In Italien hat die Regierung Berlusconi ein neues Immigrationsgesetz verabschiedet, das zahlreiche repressive Regelungen vorsieht: stärkere Kontrollen der italienischen Küste durch die Marine und die Pflicht für alle in Italien lebenden Menschen, ihre Fingerabdrücke polizeilich registrieren zu lassen. Doch nicht nur die staatliche Kontrolle wird für Nicht-EU-Ausländer verschärft. Mit der Koppelung der Aufenthaltserlaubnis an vorweisbare Arbeitsverträge werden sie auch der Willkür der Unternehmer unterworfen.

Die italienische Regierung hat im Spätsommer ein neues Immigrationsgesetz, das Bossi-Fini-Gesetz, eingeführt. Welche grundlegende Neuerung ist darin enthalten?

Der Mensch, der nicht aus der EU kommt, wird darin als Arbeitsmaschine definiert. Seine Anwesenheit in Italien ist an einen Arbeitsvertrag gekoppelt. Die Aufenthaltserlaubnis verwandelt sich in einen Aufenthaltsvertrag. Und sie gilt so lange wie der Arbeitsvertrag, höchstens aber zwei Jahre – auch dann, wenn der Arbeitsvertrag unbefristet ist. Zuvor konnte die Erlaubnis vier Jahre lang gelten. Nun hast du lediglich sechs Monate Zeit, einen neuen Job zu finden. Findest du ihn nicht, etwa weil du krank bist, verlierst du die Chance, in Italien zu bleiben, selbst wenn du schon 20 Jahre hier gelebt hast. So bist du immer in Gefahr.

Welche Auswirkungen hat es, wenn die Immigration auf die Bedürfnisse der Unternehmer abgestimmt wird?

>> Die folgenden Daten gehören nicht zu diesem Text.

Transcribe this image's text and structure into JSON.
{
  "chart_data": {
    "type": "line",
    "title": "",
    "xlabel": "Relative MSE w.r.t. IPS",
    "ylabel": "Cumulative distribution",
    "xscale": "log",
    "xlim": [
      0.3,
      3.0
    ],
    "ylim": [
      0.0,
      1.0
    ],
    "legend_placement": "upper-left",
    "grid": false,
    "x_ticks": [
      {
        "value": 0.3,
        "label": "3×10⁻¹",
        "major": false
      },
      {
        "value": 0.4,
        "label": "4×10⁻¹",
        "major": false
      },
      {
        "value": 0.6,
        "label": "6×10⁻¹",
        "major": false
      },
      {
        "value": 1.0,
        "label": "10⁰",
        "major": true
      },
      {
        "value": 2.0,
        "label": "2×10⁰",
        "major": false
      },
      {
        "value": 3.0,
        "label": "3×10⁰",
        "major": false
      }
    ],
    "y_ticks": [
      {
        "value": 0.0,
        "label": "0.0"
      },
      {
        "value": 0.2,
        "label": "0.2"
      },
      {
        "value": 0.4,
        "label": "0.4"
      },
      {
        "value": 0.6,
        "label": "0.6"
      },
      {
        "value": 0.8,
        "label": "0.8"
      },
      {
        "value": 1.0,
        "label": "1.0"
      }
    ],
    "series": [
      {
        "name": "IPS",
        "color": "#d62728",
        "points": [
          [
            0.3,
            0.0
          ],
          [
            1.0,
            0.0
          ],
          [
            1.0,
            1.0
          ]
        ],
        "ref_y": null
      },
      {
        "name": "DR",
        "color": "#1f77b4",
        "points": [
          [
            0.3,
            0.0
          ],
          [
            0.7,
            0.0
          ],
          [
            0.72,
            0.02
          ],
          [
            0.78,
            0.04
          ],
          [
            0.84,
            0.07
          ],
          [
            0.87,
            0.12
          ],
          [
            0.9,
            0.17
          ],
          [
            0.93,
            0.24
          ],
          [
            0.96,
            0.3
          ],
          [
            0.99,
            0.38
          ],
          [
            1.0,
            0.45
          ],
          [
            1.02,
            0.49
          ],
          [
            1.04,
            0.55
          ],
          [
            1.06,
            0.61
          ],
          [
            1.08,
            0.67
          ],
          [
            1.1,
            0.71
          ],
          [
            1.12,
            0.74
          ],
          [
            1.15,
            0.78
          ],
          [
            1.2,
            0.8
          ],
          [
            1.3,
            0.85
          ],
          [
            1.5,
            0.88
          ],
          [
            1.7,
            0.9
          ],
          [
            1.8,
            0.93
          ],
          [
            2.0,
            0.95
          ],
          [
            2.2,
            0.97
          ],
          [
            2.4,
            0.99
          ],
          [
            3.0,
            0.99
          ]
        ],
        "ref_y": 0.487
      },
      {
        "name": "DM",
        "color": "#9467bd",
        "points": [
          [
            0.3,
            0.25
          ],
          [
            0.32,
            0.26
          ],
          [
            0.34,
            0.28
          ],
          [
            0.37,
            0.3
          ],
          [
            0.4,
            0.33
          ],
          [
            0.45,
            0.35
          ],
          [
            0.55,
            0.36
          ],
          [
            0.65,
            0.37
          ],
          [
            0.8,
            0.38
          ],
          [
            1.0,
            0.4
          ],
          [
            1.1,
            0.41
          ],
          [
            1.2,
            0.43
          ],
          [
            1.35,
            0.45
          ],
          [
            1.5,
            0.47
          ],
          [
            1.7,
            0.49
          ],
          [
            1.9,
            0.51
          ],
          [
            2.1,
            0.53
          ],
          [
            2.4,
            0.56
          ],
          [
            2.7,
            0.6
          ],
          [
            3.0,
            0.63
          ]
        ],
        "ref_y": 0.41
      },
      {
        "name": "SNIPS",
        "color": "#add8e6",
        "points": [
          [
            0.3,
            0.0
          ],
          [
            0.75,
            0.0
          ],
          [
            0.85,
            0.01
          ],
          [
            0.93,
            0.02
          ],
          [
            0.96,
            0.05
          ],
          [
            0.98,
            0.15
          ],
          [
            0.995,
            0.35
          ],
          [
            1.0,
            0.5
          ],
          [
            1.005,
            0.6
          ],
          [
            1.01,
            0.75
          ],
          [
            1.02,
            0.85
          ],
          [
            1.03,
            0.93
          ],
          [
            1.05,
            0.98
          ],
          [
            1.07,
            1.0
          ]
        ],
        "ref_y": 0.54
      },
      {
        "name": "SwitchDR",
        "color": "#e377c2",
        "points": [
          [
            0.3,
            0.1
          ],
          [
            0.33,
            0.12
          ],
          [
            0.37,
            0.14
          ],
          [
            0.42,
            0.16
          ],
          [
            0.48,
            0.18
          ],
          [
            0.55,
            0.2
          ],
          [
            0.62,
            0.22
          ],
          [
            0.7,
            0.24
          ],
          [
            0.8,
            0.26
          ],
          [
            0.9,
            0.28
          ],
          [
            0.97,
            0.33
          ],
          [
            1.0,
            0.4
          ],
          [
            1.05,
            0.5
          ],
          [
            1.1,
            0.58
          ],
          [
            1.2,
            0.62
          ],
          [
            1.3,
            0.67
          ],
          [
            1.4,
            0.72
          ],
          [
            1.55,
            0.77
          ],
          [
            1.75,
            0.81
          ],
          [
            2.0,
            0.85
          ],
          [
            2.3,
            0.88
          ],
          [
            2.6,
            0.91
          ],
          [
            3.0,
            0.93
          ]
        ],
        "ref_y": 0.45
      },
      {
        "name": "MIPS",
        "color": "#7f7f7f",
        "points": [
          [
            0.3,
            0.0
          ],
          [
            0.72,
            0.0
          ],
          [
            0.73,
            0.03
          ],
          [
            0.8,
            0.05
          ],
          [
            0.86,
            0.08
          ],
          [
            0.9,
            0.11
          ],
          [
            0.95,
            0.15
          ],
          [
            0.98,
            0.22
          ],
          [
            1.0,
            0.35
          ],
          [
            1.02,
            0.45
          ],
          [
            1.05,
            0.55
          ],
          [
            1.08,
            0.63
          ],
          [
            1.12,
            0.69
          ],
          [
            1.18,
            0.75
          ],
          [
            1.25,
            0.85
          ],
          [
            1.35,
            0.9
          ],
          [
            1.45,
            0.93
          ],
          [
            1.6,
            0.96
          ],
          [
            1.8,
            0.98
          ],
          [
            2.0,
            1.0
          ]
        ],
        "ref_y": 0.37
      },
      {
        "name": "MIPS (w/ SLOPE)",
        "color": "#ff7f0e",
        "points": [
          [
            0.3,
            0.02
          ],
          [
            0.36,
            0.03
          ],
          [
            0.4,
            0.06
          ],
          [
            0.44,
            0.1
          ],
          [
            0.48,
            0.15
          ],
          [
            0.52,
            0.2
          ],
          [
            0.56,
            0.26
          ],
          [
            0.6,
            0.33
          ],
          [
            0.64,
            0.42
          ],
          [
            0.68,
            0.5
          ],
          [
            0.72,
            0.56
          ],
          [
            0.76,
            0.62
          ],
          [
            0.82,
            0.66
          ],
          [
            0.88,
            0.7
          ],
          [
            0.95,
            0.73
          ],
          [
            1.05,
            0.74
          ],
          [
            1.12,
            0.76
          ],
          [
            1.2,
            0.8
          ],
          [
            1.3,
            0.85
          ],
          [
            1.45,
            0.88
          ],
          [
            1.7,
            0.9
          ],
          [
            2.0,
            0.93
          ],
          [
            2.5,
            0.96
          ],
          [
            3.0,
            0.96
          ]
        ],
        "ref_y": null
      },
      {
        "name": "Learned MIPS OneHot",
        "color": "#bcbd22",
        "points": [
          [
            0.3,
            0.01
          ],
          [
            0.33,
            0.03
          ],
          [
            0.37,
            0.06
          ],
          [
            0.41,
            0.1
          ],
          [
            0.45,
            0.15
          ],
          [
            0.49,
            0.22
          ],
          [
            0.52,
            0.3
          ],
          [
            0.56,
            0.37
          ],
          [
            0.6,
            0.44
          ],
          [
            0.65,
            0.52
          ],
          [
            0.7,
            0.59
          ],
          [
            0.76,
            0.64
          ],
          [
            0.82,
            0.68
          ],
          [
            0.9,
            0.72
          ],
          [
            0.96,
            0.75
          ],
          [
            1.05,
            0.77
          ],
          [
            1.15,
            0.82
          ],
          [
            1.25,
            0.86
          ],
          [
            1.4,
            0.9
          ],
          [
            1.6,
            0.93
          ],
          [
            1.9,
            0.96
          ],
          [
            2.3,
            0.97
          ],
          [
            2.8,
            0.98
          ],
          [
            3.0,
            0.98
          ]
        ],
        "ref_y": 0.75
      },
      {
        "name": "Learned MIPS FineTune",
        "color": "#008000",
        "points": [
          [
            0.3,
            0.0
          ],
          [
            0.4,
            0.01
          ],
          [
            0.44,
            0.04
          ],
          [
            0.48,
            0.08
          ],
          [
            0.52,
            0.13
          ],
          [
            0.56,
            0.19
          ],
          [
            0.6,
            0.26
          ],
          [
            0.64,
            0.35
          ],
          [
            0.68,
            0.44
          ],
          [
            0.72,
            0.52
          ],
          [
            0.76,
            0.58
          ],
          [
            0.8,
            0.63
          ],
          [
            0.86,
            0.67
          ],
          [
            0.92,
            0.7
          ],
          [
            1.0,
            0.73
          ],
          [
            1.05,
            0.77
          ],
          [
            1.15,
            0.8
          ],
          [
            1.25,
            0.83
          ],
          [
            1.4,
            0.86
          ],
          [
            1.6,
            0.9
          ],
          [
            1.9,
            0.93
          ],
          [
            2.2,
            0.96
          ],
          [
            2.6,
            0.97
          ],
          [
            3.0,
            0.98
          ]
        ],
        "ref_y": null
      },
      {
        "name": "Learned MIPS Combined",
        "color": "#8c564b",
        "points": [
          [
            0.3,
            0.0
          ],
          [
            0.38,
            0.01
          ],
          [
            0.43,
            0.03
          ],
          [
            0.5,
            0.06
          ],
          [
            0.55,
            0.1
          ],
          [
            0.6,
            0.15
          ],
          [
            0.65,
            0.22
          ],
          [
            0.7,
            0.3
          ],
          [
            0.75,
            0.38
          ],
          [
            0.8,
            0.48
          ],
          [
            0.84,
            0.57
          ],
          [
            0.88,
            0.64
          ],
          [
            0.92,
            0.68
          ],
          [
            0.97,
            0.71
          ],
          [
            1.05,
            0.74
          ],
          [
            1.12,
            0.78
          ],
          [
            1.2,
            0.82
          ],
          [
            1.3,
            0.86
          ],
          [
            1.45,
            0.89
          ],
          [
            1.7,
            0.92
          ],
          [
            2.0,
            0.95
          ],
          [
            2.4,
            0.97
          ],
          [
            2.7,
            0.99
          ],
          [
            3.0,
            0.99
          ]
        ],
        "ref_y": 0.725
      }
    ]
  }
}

Indem Arbeitnehmer geschaffen werden, die total vom Arbeitgeber abhängig sind, wird das allgemeine Niveau der Arbeitsbedingungen nach unten gedrückt. In dieser Hinsicht steht diese neue Regelung nicht allein da. So gibt es die Auseinandersetzungen um den Kündigungsschutz oder das »Weiße Buch« von Minister Maroni von der Lega Nord, wonach verschiedene Formen von Leiharbeit oder, wie wir es nennen, Sklavenarbeit eingeführt werden sollen. Die gibt es faktisch schon länger, jetzt aber werden sie institutionalisiert.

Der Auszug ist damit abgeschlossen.